Surrender is a key practice in virtually every spiritual tradition. The very term spirituality itself may be equated with an intention to surrender one’s life and being to a Higher Power or Wisdom that transcends our human understanding. In Judaism, Christianity and Islam the practice of surrender is primary-- although the actual meaning of this term can vary within and among these traditions. In one sense surrender may mean obeying God’s laws, adopting certain beliefs or practicing a particular ritual. At a deeper level the practice of surrender means bringing each life experience and every aspect of our being into the continuous awareness of God’s presence.
In eastern traditions such as Taoism or Buddhism surrender is also a central spiritual practice; although it is generally not perceived as surrendering to a personal God but rather attuning one’s consciousness to the flow of the Tao or the Dharma. The practice of meditation facilitates this attunement at ever-deepening levels.

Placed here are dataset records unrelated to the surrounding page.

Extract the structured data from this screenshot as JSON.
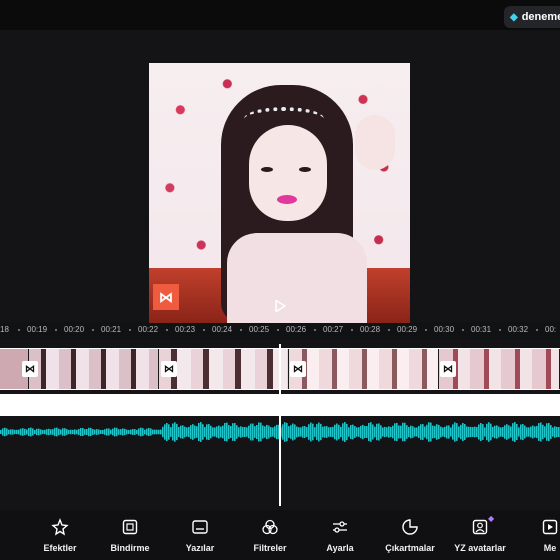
{
  "header": {
    "trial_label": "deneme",
    "accent_color": "#3fd3f0"
  },
  "preview": {
    "watermark_icon": "capcut-logo-icon",
    "play_icon": "play-icon"
  },
  "ruler": {
    "ticks": [
      "18",
      "00:19",
      "00:20",
      "00:21",
      "00:22",
      "00:23",
      "00:24",
      "00:25",
      "00:26",
      "00:27",
      "00:28",
      "00:29",
      "00:30",
      "00:31",
      "00:32",
      "00:"
    ]
  },
  "timeline": {
    "audio_color": "#1fc4c8",
    "transition_icon": "transition-icon"
  },
  "toolbar": {
    "items": [
      {
        "label": "Efektler",
        "icon": "effects-star-icon"
      },
      {
        "label": "Bindirme",
        "icon": "overlay-icon"
      },
      {
        "label": "Yazılar",
        "icon": "text-icon"
      },
      {
        "label": "Filtreler",
        "icon": "filters-icon"
      },
      {
        "label": "Ayarla",
        "icon": "adjust-sliders-icon"
      },
      {
        "label": "Çıkartmalar",
        "icon": "stickers-icon"
      },
      {
        "label": "YZ avatarlar",
        "icon": "ai-avatar-icon"
      },
      {
        "label": "Me",
        "icon": "media-icon"
      }
    ]
  }
}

When we actually employ this practice in our life we discover a great paradox: the practice of surrender consists largely of seeing all of the ways in which we are not surrendered-- and then being willing to let them go. Most of these obstacles are unconscious; we don’t even know that they are there until we intentionally engage the practice of surrender.

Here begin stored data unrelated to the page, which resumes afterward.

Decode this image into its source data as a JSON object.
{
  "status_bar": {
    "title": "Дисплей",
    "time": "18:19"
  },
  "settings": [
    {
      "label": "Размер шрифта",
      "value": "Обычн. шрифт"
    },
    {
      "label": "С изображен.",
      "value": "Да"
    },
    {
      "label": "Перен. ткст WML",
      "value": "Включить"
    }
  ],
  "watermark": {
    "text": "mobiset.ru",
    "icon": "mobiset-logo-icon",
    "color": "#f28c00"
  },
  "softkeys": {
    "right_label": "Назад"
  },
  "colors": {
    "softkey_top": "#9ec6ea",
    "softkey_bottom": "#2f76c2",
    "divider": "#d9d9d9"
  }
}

We bring attention to hidden resistance simply by setting the intention to practice complete surrender. As we engage our practice we will begin to see the myriad and (sometimes) subtle ways in which we avoid being fully open to the activity of Spirit (by whatever name we may call it). Noticing this, we simply return to the intention of surrender, being willing to let go of the resistance as best we can.

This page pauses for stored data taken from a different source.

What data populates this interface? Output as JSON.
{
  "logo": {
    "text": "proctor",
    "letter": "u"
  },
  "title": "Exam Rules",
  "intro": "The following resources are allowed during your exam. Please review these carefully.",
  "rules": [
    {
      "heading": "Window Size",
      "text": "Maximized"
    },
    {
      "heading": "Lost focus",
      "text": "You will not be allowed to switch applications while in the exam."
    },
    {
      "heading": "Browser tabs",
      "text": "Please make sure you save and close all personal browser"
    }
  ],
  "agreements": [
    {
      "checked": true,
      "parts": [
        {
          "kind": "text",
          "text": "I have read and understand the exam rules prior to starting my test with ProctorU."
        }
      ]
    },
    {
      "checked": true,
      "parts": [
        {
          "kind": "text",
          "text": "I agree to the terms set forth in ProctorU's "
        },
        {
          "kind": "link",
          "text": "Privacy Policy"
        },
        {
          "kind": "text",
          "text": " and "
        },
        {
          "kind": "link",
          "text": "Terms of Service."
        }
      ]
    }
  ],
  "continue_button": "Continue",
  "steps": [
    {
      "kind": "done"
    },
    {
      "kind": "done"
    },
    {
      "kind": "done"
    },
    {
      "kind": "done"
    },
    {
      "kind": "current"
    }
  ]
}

For example, if we sit with the intention of simply being present to each moment and allow life to unfold naturally we may notice that some obsessive thinking arises. We may get lost in planning some future activity or rehashing some past event. Noticing this, we simply return to the intention of just being; we let go of our involvement in thinking and return to simply sitting and breathing. We try to do this without struggle or judgment; we just notice that obsessive thinking is obscuring our intent to be fully present in the moment. This in itself will begin to return us to the present moment.
As we examine our resistance to surrender we notice that it tends to appear in one of two general forms. One form is that of resisting experiences that are currently present; resisting an experience because it is painful or difficult, or judging it as bad or wrong. We are attempting to push away our present moment experience; this is called aversion or resistance.
Another obstacle to surrender is attachment to wanting something that is perceived to be absent; wanting some particular experience, condition, person or object that is not present in this moment. This is referred to as craving. A similar obstacle is possessively holding on to some existing experience, condition, relationship or object, refusing to allow it to change or to end. This is referred to as clinging or attachment.
Wanting that which is not present and resisting that which is present are two primary obstacles to living a surrendered life. These very same forces are the primary causes of unhappiness and suffering. The practice of surrender is not necessarily based on the desire to be holy or pure, but simply to be happy, which is the deepest desire of every human being. True surrender brings true happiness!